The peers, who include former speaker Baroness Boothroyd, former Labour cabinet minister Lord Clark, former attorney general Lord Morris, former Tory cabinet minister Lord Baker and Lib Dem peer Baroness Williams, met to discuss tactics, amid signs Tory MP David Maclean was having difficulty finding a peer to sponsor his Freedom of Information (Amendment) Bill after MPs approved it last month.
One peer told Press Gazette that he had been approached, but had declined.
However, in anticipation that someone else would come forward, business managers have set aside 28 June for the bill.
Lord MacNally, Lib Dem ;eader in the Lords, is pressing peers to kill off the bill outright.
He told the meeting that if the bill was given an unopposed second reading it would be interpreted as an indication peers wanted to exempt themselves as well as MPs.
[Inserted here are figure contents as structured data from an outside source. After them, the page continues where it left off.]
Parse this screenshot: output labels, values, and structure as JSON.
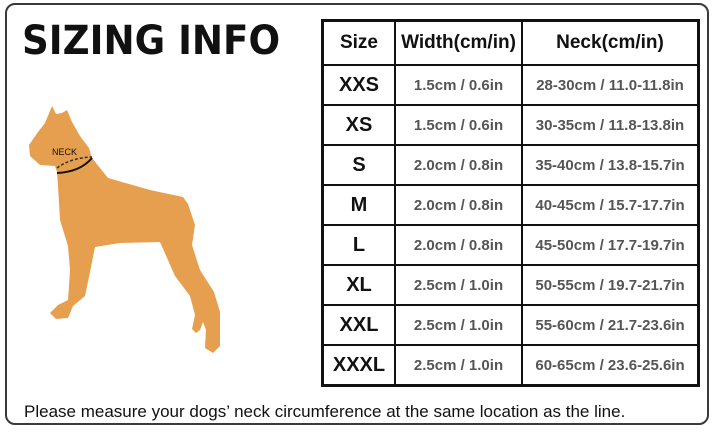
{
  "title": "SIZING INFO",
  "illustration": {
    "neck_label": "NECK",
    "fill_color": "#E69F4E"
  },
  "table": {
    "headers": [
      "Size",
      "Width(cm/in)",
      "Neck(cm/in)"
    ],
    "rows": [
      [
        "XXS",
        "1.5cm / 0.6in",
        "28-30cm / 11.0-11.8in"
      ],
      [
        "XS",
        "1.5cm / 0.6in",
        "30-35cm / 11.8-13.8in"
      ],
      [
        "S",
        "2.0cm / 0.8in",
        "35-40cm / 13.8-15.7in"
      ],
      [
        "M",
        "2.0cm / 0.8in",
        "40-45cm / 15.7-17.7in"
      ],
      [
        "L",
        "2.0cm / 0.8in",
        "45-50cm / 17.7-19.7in"
      ],
      [
        "XL",
        "2.5cm / 1.0in",
        "50-55cm / 19.7-21.7in"
      ],
      [
        "XXL",
        "2.5cm / 1.0in",
        "55-60cm / 21.7-23.6in"
      ],
      [
        "XXXL",
        "2.5cm / 1.0in",
        "60-65cm / 23.6-25.6in"
      ]
    ]
  },
  "footer": "Please measure your dogs’  neck circumference at the same location as the line."
}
Some Labour peers, however, favour holding back until the bill goes into committee, then amending it, forcing it back to the Common sin the autumn.
Maclean claims his bill is needed to protect MPs’ constituency correspondence.
But Maurice Frankel of the Freedom of Information Campaign told the meeting that MPs’ constituency correspondence was already protected by the Data Protection laws. ‘If there has been a breach it is simply as a result of accidental disclosures,’he said.